En ese escenario también aparece un actor relevante: el PRO. Dentro del partido amarillo no hay una posición unificada sobre la eliminación de las PASO. Mientras algunos dirigentes cercanos al oficialismo ven con buenos ojos revisar o incluso suprimir el sistema, otros plantean que quitar las primarias sin ofrecer un mecanismo alternativo para resolver candidaturas puede generar más problemas de los que resuelve. Por eso, hoy el PRO no aparece alineado en bloque detrás de una reforma total, sino en un proceso de discusión interna sobre qué conviene hacer frente al nuevo intento del Gobierno.
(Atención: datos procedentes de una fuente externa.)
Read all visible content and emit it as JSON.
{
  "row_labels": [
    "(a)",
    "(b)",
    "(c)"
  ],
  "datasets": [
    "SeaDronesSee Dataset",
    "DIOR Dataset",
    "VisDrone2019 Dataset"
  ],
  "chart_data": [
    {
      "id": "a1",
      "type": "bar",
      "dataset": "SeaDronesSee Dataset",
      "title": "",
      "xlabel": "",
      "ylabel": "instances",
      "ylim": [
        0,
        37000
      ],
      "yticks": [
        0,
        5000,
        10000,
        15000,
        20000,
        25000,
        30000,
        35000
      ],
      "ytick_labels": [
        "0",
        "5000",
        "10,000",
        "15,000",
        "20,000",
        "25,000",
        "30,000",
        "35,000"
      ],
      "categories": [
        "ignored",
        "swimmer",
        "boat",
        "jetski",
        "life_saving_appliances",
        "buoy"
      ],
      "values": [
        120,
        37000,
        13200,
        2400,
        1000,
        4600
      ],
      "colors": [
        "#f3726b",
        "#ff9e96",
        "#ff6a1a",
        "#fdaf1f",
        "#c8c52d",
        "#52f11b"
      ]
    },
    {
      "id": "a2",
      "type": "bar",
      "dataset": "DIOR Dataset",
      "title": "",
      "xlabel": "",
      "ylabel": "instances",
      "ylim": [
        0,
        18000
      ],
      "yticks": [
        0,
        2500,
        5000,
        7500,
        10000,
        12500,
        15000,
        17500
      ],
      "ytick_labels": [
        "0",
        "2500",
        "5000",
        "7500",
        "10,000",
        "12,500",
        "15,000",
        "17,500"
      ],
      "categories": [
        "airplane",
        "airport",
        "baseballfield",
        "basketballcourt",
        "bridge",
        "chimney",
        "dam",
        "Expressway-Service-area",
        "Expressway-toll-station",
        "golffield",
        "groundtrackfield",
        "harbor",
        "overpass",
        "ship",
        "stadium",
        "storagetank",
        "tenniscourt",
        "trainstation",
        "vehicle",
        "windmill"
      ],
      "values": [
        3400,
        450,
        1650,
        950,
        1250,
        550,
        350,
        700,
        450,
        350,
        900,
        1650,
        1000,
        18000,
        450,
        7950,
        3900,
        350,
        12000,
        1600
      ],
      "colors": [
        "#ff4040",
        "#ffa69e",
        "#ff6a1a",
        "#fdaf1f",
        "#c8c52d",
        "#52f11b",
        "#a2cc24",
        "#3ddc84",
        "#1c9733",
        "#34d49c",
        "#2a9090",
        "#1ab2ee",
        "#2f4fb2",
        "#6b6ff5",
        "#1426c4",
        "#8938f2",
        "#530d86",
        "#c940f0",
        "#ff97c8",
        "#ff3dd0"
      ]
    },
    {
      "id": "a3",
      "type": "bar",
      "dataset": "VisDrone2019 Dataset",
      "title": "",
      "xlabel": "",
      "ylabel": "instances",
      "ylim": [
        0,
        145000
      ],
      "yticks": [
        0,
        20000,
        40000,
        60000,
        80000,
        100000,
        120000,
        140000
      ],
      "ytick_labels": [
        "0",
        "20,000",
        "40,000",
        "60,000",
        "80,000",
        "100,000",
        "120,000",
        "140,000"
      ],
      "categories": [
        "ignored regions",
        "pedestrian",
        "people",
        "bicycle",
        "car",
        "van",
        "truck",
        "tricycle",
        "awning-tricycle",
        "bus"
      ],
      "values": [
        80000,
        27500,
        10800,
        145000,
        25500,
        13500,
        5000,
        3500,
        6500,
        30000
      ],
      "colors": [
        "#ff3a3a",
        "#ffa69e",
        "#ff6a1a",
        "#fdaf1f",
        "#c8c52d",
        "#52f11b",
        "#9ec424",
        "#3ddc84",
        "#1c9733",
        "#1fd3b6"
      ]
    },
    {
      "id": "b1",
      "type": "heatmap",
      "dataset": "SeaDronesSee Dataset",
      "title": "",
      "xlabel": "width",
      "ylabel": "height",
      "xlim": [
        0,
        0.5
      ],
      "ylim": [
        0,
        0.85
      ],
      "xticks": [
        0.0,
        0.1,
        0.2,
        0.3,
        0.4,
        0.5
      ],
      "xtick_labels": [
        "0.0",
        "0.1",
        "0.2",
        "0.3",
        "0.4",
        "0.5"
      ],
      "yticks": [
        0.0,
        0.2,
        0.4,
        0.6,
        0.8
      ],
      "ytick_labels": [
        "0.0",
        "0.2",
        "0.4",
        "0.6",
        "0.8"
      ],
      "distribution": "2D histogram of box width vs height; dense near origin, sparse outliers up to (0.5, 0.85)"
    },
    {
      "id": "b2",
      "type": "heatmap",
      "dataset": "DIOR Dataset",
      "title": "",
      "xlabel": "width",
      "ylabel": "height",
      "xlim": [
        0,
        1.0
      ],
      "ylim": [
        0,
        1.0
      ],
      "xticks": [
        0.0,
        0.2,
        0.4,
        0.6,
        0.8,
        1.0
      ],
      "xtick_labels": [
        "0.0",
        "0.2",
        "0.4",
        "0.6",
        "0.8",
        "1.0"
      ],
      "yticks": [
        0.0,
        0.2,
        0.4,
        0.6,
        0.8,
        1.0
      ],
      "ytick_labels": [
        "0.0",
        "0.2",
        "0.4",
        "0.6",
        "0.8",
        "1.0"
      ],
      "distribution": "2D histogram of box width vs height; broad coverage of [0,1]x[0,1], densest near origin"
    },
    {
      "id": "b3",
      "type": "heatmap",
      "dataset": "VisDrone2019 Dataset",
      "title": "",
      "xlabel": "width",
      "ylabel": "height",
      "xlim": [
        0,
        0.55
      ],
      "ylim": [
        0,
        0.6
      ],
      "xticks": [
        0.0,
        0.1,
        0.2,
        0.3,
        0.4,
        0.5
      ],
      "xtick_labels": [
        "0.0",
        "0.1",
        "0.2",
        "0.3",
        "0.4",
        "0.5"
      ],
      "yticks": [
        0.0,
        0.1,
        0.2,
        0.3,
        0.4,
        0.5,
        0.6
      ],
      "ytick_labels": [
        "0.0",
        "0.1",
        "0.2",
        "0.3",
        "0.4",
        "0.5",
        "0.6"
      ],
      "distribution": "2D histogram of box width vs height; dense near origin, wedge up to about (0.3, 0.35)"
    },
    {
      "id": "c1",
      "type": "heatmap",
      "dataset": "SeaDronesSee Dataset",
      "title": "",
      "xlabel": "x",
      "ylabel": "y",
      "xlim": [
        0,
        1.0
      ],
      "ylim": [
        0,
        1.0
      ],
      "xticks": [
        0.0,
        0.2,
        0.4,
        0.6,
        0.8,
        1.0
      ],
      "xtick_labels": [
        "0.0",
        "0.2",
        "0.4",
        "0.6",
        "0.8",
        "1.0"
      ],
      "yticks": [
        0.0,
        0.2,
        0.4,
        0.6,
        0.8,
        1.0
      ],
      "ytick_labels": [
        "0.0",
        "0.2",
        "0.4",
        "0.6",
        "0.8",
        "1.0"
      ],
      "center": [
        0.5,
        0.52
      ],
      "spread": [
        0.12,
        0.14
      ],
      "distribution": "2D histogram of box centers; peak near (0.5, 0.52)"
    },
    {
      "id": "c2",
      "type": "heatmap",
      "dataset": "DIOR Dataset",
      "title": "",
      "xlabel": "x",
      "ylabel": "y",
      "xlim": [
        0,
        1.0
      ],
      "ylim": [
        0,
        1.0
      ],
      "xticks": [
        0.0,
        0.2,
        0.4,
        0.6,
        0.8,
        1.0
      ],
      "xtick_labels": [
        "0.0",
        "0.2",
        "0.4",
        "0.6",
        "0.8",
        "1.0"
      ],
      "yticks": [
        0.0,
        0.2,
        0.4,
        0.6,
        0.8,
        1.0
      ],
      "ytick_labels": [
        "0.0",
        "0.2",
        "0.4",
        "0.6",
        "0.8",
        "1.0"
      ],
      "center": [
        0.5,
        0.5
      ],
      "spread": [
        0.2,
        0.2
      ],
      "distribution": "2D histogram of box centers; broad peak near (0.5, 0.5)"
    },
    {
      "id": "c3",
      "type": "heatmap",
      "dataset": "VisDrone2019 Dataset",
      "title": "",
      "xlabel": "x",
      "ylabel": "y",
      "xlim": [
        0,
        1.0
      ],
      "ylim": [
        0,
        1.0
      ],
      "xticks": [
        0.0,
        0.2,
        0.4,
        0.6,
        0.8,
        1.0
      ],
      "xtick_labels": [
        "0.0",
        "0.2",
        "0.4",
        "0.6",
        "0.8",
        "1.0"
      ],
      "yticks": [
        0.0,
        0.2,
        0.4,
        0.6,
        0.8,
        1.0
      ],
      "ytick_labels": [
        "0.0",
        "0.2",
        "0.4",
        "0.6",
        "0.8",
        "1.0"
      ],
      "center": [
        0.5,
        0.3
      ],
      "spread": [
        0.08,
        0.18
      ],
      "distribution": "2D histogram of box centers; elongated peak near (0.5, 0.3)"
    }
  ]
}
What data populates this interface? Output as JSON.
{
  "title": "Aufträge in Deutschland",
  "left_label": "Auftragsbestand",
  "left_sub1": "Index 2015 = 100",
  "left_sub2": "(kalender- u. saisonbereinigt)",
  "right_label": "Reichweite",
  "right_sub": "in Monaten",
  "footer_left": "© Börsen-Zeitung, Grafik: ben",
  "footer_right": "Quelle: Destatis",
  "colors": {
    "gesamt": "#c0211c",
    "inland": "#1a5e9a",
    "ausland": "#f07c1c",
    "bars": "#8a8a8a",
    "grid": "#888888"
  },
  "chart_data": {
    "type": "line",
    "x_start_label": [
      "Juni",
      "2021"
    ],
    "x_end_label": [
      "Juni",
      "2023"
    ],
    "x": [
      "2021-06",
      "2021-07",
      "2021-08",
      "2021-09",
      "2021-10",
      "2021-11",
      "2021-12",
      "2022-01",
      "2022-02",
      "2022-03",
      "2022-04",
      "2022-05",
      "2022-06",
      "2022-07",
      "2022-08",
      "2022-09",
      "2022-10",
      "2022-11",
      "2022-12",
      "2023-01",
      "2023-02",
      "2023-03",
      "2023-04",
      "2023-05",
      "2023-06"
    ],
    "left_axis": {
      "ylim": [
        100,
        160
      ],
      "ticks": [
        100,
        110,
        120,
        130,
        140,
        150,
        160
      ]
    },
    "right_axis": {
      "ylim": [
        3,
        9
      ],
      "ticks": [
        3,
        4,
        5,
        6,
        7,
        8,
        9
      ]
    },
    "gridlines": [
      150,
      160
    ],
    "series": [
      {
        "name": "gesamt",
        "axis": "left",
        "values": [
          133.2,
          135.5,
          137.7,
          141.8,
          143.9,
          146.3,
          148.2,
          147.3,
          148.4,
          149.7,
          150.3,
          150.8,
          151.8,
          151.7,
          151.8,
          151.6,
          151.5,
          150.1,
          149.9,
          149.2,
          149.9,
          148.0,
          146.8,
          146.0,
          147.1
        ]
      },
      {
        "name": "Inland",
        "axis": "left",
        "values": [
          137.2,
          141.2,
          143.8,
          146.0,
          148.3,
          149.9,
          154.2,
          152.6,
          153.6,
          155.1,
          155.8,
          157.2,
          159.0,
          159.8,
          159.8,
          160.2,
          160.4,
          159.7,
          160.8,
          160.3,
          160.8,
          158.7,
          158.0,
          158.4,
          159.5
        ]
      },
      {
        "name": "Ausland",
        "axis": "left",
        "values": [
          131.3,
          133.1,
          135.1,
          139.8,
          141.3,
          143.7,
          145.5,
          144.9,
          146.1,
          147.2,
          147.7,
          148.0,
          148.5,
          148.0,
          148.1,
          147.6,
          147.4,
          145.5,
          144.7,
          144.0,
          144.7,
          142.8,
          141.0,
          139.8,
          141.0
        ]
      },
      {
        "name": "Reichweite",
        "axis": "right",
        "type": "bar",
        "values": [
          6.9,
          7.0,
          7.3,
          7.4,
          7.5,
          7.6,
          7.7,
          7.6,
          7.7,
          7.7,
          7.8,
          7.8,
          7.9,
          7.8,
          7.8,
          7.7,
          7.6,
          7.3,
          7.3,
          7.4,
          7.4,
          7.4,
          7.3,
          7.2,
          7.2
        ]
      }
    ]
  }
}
La Casa Rosada, de hecho, ya dio señales de que todavía no tiene cerrado el camino legislativo. Por eso decidió postergar el envío del proyecto integral de reforma política mientras mide apoyos, toma temperatura en los bloques aliados y analiza hasta dónde puede avanzar sin sufrir una derrota parlamentaria. En otras palabras: el Gobierno quiere ir por la eliminación de las PASO, pero antes necesita saber si tiene con qué hacerlo.
En definitiva, la discusión sobre las PASO no se limita a una cuestión de calendario electoral o de ahorro de recursos. También pone en juego quién define las candidaturas y cuánto poder conservan o recuperan los actores territoriales. Y en esa disputa, los gobernadores vuelven a ocupar un lugar central: sin ellos, el Gobierno no llega a los votos; con ellos, la reforma puede convertirse en una posibilidad real.